BULLYING AO POVO BRASILEIRO:
AS AMARRAS QUE ESCRAVIZAM AS FAMÍLIAS
Antônio de Pádua Galvão∗
A Praça Sete é agora minha inspiradora. Chego às 9h, tomo um cafezinho, delicio
um pão de queijo no Café Nice, saúdo meus amigos, cumprimento a Sandra da
banca de jornal e vou sentido o movimento do centro. É neste observatório que
começo a pensar nas diversas e nefastas agressões sofridas de modo sistemático
pelo povo brasileiro.
Numa frenética manhã, estando no centro de BH, me deparei com os jogadores de
xadrez no quarteirão fechado da rua Rio de Janeiro com Avenida Afonso Pena.
Eles (os jogadores) demonstram astúcia e inteligência em cada jogada. Observo o
tabuleiro de xadrez, os banquinhos e o silêncio do jogo. Tudo ali no meio da rua, na
calçada, em frente ao extinto Banco do Estado de Minas Gerais (BEMGE). Banco
que fez história em Belo Horizonte e Minas Gerais, emprestou ao povo e saciou o
voraz apetite dos políticos.
De pé, em frente ao banco, observo os jogadores de xadrez e sou tomado de
pensamento. Percebo a força da dinâmica da cidade. Uns indo para o trabalho,
outros para a escola, compras e os afazeres do dia a dia. Meus sentidos se voltam
para força do sistema financeiro. Lembro-me do antigo Banco Lavourinha, Credireal,
Banco Nacional, Banco Mineiro, Banco do Progresso, Mutual, Banco Hércules, etc.
E vejo a força dos bancos atuais: Banco do Brasil, Caixa Econômica Federal, Banco
Itaú, Banco Mercantil, Santander e tantos outros. Senti uma breve dor no peito.
Sintoma de saudade dos meus amigos e colegas dos tempos de bancário. Labutei
muito no Banco Mineiro, Unibanco e Banco do Progresso. Foram 15 anos neste
ofício de pressão. Bancário bebia muito para aliviar o estresse. Parece que o hábito
permanece. Afinal, BH é capital dos botecos.
∗
Antônio de Pádua Galvão é economista, psicanalista e conselheiro do CORECON-MG.
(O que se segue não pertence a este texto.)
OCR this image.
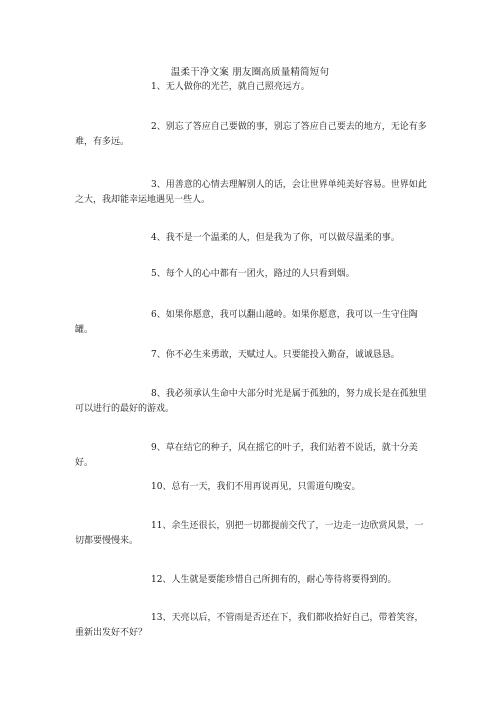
温柔干净文案 朋友圈高质量精简短句

1、无人做你的光芒，就自己照亮远方。

2、别忘了答应自己要做的事，别忘了答应自己要去的地方，无论有多难，有多远。

3、用善意的心情去理解别人的话，会让世界单纯美好容易。世界如此之大，我却能幸运地遇见一些人。

4、我不是一个温柔的人，但是我为了你，可以做尽温柔的事。

5、每个人的心中都有一团火，路过的人只看到烟。

6、如果你愿意，我可以翻山越岭。如果你愿意，我可以一生守住陶罐。

7、你不必生来勇敢，天赋过人。只要能投入勤奋，诚诚恳恳。

8、我必须承认生命中大部分时光是属于孤独的，努力成长是在孤独里可以进行的最好的游戏。

9、草在结它的种子，风在摇它的叶子，我们站着不说话，就十分美好。

10、总有一天，我们不用再说再见，只需道句晚安。

11、余生还很长，别把一切都提前交代了，一边走一边欣赏风景，一切都要慢慢来。

12、人生就是要能珍惜自己所拥有的，耐心等待将要得到的。

13、天亮以后，不管雨是否还在下，我们都收拾好自己，带着笑容，重新出发好不好？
Mas agora, é xadrez que retoma minha atenção. Jogo de natureza complexa que me
remete às tramas do poder. A movimentação árdua dos peões que avançam à
frente das guerras, que lutam para proteger as elites (rei, rainha, bispo, cavalo e
torres) e suas famílias. Os peões são como nossos trabalhadores que avançam
destemidos na saga de vencer a grande batalha de sustentar seus entes, não para
acumular riquezas. Como economista, sempre me pergunto por que as famílias
brasileiras não são portadoras de uma robusta poupança. Fazem parte dos sonhos
dessas famílias alimentação, casa própria, assistência médica e educação. Essa
última sempre fica em último plano.
Os escravocratas nos legaram algumas chagas: a indiferença ao povo, a lógica
perversa da dependência cultural e a indigência, a precisão de tudo, a pobreza e
miséria. Existe uma herança genética de maldade, que passa de geração a geração
pelas elites. Elas buscam quebrar, vergar e fragilizar o chefe de família, tornando-o
dependente de um emprego com salário mínimo, uma educação pública lastimável,
com professores com salários vergonhosos.
É a instalação de uma política pública geracional. O binômio “povo sem cultura e
endividado”, com carência afetiva, mas consumo desenfreado.
Há algo que custa caro. Perceber a publicidade consumista, crédito abundante e
consignado. Tudo como a armadilha para capturar a alma e dominar simbólica e
financeiramente muitas famílias. Existe uma legião de endividados. São dívidas
fabricadas por meio de contratos abusivos que tiram dinheiro, o sono e a
possibilidade de buscar conhecimento. É uma espécie de cativeiro moderno. O
açoite é dado na dignidade, alimentando a lógica da dependência.
A moeda é como o sangue que circula em nossos corpos. Se uma parte do corpo
não recebe este líquido essencial, esta área murcha, adoece, gangrena e morre. E o
saber é como a liturgia para alma. Sem conhecimento, o espírito fica errante, sem o
destino e o sentido das coisas. É assim que se sentem as famílias sem renda. A
energia vai sucumbindo. Falta o básico: gás, pão, leite, almoço, janta, caderno e
lápis. Falta conhecimento, faltam livros, falta saber. E falta ainda o essencial: a
esperança da emancipação das famílias do povo brasileiro.